Luis-Fernando Valdés
En esta semana se dio un paso en el Congreso de Estados Unidos para legalizar a varios millones de inmigrantes indocumentados. Esta noticia se ha celebrado como una victoria. Pero la anhelada solución aún está lejos. Por una parte, falta la aprobación definitiva; y, por otra, hace examinar si realmente se llegó al fondo de este delicado tema.
Aunque es muy loable que se hayan dado avances importantes, contrasta mucho que la frontera del vecino País se esté militarizando. Esta decisión hace parecer a los migrantes como enemigos, como personas peligrosas. Y éste es precisamente el fondo del problema de la migración ilegal: ¿los espaldas mojadas son o no personas? ¿tienen o no igual dignidad que los demás habitantes del planeta?
Probablemente, mientras no se tenga como punto de partida claro que los migrantes son seres humanos, y que tienen la misma dignidad que los demás, las leyes que se aprueben siempre serán soluciones pragmáticas para problemas urgentes. Es decir, que esas leyes tendrán como referencia resolver un conflicto actual, pero no buscarán tutelar desde el principio la dignidad de los migrantes. En otras palabras, esas normas nunca estarán diseñadas para ayudar a los migrantes, sino serán establecidas para contrarrestar los efectos colaterales del flujo ilegal de personas.
Un migrante nunca puede ser considerado un mero «efecto colateral». Las personas que cruzan de un país a otro son el reflejo del desequilibrio entre los países ricos y las naciones pobres. Esta situación favorece que miles y miles de personas salgan de su tierra natal para buscar mejores condiciones de vida.
La migración puede ser un recurso más que favorecerá al país receptor. Sin embargo, ¿por qué se suele considerar más bien como un obstáculo? En algunos casos, la migración es considerada como un peligro para el «estado de bienestar». Es decir, en algunos países desarrollados, gracias a decenios de crecimiento económico, se ha alcanzado un alto nivel de educación, salud, jubilación, etc, pagados por el Estado. Al llegar nuevas personas que no han aportado dinero para este sistema, se plantea el dilema de si el Estado les debe ayudar o no.
Pero lejos de ser una carga para el País que los recibe, los inmigrantes responden a un requerimiento del ámbito laboral. Hay ocupaciones que sin la presencia de migrantes se quedarían sin quien las ejercitara, porque hay sectores del mundo del trabajo en los que la mano de obra local es insuficiente, y también hay empleos que los trabajadores locales no están dispuestos a ejercitar.
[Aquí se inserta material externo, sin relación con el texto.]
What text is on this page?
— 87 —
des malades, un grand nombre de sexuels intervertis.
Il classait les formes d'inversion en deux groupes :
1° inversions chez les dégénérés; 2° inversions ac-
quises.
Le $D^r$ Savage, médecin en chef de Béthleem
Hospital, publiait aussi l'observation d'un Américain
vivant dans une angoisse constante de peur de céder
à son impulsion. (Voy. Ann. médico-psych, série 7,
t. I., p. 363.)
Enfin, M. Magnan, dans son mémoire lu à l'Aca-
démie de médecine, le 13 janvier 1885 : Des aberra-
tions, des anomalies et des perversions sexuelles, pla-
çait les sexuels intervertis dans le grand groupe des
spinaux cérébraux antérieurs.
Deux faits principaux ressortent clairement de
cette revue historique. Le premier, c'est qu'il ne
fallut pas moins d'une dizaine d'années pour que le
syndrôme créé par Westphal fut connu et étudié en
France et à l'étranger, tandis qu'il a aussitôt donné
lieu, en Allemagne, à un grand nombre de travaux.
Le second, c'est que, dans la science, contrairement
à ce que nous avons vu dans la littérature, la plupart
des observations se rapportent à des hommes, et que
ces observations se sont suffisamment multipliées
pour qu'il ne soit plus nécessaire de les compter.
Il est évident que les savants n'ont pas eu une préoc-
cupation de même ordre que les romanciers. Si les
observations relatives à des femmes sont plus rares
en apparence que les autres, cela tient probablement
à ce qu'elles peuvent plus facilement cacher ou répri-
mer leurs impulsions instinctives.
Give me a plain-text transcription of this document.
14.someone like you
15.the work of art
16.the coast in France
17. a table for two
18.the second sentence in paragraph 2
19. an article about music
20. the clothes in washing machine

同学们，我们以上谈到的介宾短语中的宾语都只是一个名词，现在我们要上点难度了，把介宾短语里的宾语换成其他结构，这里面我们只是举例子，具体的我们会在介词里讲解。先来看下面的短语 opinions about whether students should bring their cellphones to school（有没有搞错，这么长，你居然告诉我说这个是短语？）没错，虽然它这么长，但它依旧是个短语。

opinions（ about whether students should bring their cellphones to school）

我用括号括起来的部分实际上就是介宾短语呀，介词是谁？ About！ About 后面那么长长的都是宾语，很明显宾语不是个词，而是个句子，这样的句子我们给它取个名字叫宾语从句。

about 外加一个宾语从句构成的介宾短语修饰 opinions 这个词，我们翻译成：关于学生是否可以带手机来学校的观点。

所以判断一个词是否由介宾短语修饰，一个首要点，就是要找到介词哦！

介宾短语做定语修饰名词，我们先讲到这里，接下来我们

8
Por eso, los migrantes son una fuerza de trabajo, y por lo tanto un apoyo para la economía de las naciones que los reciben. De ahí que, considerarlos como un peligro para eso países no tenga tanto fundamento.
Existe el riesgo de considerar a los migrantes sólo como «fuerza de trabajo», porque sería tratarlos como mera maquinaria, que se usa mientras sirve, y que se desecha cuando ya no funciona como se esperaba. Y de ahí surge el problema de las legislaciones migratorias: muchas veces buscan regular este «recurso» laboral, en vez de procurar ayuda a los migrantes, en cuanto que son seres humanos. Los migrantes deben ser recibidos como personas, y tienen que ser ayudados, junto con sus familias, a integrarse en la vida social. Mientras este aspecto tan esencial al ser humano no sea tenido en cuenta, las leyes migratorias no pasaran de ser un parche para un problema acusiante, pero nunca serán la auténtica solución.